Eine spektakuläre Flucht

Bis vor zwei Jahren erhielt Haya das Bild einer perfekten Ehe aufrecht und wies alle Gerüchte über familiäre Probleme im Königshaus entschieden zurück. Dann unternahm Sheikha Latifa, die 35-jährige Tochter einer der anderen Ehefrauen, im Februar 2018 einen spektakulären Fluchtversuch. Mit der Hilfe einer finnischen Freundin und eines ehemaligen französischen Spions verliess sie auf einer Jacht das Land, wurde vor der indischen Küste jedoch von einem Sonderkommando gestoppt und gewaltsam nach Dubai zurückgebracht.

Auf einem im Internet veröffentlichten Video, das sie vor dem Fluchtversuch aufgezeichnet hatte, warf Sheikha Latifa ihrem Vater vor, sie nach einem ersten Fluchtversuch 2002 mehrere Jahre eingesperrt zu haben, wobei sie auch körperlich misshandelt worden sei. Sie kritisierte auch das «grosse Ego» ihres Vaters und warf ihm vor, für die Bewahrung seines Rufs auch zu morden. Auch ihre 38-jährige Schwester Sheikha Shamsa hatte im Jahr 2000 vergeblich versucht, sich in Grossbritannien abzusetzen. Sie wurde in Cambridge entführt und nach Dubai zurückgebracht.

Selbst nach der letzten Flucht von Latifa hatte Haya ihren Ehemann noch öffentlich verteidigt. Der Vorfall wurde als verhinderte Entführung und Lösegelderpressung dargestellt. Die Prinzessin lud gar die frühere Uno-Menschenrechtskommissarin Mary Robinson nach Dubai ein, um zu beweisen, dass es der Stieftochter gutgehe. Menschenrechtsaktivisten äussersten sich sehr kritisch über den fragwürdigen Besuch von Robinson, der von den Emiraten zu Propagandazwecken ausgeschlachtet wurde.

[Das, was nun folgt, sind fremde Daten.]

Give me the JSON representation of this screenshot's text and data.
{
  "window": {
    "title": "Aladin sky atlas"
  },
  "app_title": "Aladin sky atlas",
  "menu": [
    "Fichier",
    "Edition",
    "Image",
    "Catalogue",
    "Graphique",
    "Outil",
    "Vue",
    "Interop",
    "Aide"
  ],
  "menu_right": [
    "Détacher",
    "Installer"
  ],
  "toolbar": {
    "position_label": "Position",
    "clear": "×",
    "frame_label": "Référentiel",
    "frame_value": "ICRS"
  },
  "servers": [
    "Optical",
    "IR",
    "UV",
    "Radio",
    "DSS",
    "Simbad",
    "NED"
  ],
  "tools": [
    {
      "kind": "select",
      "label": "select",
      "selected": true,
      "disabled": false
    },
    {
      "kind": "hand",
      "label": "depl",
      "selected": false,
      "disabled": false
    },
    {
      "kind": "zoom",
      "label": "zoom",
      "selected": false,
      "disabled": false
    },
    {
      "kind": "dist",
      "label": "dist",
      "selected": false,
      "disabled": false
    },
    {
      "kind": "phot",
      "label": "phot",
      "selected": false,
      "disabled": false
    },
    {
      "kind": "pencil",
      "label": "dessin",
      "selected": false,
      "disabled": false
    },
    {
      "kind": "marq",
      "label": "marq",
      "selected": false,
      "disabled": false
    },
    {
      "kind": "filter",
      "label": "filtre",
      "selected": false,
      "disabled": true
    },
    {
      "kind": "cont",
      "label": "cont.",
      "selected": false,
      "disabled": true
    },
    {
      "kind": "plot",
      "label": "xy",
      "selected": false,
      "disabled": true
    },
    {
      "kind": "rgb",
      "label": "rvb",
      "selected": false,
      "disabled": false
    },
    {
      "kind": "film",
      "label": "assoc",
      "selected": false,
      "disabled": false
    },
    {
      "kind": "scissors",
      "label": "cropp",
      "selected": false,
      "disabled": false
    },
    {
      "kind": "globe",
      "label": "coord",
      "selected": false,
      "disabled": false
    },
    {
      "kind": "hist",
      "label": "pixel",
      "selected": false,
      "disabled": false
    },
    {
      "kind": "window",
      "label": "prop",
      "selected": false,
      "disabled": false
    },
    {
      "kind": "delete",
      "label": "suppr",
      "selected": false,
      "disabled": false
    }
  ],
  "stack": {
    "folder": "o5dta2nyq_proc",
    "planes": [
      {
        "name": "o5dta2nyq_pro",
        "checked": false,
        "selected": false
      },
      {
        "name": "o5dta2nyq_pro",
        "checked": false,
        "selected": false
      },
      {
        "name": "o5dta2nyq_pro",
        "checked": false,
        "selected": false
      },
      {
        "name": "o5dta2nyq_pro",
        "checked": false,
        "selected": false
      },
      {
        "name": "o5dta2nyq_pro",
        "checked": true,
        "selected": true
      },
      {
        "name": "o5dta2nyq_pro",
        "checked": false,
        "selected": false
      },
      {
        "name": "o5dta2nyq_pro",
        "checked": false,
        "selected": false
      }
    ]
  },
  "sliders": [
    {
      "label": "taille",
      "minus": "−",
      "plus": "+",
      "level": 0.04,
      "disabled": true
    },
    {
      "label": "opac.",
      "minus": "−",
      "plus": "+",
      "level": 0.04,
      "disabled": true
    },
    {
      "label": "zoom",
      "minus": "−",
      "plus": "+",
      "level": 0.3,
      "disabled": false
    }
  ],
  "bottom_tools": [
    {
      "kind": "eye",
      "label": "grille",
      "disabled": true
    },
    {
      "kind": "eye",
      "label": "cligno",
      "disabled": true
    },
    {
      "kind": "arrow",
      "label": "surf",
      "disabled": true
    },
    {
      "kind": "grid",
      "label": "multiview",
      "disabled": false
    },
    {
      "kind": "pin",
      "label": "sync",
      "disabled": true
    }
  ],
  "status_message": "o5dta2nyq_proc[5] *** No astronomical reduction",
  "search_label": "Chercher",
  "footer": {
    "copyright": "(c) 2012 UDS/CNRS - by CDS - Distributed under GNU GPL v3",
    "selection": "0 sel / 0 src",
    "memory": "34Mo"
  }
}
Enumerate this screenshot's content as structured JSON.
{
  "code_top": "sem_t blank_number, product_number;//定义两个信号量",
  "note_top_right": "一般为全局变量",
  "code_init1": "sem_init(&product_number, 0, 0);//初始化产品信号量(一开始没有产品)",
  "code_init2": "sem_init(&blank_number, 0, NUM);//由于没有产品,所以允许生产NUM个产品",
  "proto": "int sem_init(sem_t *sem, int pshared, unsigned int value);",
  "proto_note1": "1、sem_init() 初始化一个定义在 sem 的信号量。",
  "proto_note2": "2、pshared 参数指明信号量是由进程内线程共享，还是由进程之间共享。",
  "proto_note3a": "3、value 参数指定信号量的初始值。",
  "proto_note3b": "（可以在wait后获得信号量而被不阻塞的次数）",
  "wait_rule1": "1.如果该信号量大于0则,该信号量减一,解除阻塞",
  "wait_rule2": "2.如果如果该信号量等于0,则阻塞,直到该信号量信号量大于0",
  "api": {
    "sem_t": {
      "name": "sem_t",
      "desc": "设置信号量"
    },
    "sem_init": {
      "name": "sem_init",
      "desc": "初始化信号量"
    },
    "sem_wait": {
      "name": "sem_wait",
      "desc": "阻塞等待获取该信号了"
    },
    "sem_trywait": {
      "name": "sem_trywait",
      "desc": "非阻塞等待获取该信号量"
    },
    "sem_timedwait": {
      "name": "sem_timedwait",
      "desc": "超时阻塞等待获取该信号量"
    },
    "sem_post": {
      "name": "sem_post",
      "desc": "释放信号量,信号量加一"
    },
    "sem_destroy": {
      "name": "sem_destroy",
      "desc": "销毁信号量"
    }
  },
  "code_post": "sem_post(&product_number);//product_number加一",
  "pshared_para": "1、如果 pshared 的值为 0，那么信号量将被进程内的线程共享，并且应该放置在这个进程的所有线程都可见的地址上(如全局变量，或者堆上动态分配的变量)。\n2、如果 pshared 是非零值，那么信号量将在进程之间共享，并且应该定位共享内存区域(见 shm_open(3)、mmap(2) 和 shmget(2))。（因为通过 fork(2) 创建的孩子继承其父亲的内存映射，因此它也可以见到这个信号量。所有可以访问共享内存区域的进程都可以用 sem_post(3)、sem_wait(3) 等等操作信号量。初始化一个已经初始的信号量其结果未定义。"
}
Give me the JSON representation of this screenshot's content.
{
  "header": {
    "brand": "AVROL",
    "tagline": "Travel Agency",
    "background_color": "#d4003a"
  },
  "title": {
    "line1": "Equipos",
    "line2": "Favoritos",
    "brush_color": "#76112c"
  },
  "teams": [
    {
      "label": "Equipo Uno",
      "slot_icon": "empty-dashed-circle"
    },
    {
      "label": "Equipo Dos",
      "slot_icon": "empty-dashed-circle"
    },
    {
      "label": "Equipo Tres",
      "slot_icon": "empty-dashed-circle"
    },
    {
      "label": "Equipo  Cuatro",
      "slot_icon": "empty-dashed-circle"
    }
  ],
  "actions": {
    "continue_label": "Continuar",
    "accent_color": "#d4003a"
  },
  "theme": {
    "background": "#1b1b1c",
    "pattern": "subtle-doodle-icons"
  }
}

Ende 2018 sollen Haya dann aber doch ernsthafte Zweifel an der Version des Emirs gekommen sein. Und als sie diese zu hinterfragen begann, wurde sie selbst zum Ziel von Einschüchterungen. Etwa gleichzeitig soll die Prinzessin eine Affäre mit ihrem britischen Bodyguard begonnen haben. Und so flüchtete sie nach London, wo sie sich laut britischen Medienberichten nun in einem Haus in der Nähe des Kensington Palace versteckt, das rund 100 Millionen Dollar gekostet haben soll.

Der Emir hat sich zur Flucht seiner einstigen Lieblingsfrau nie offiziell geäussert. In einem wütenden Gedicht hat er aber eine nicht namentlich genannte Frau des «Betrugs» bezichtigt und mit dem Tod bedroht. Da sein abscheulicher Umgang mit seinen zwei freiheitsliebenden erwachsenen Töchtern nun gerichtlich bestätigt ist, bleibt nur zu hoffen, dass der Emir von der High Society in London und anderen westlichen Metropolen künftig nicht mehr derart bedenkenlos hofiert wird.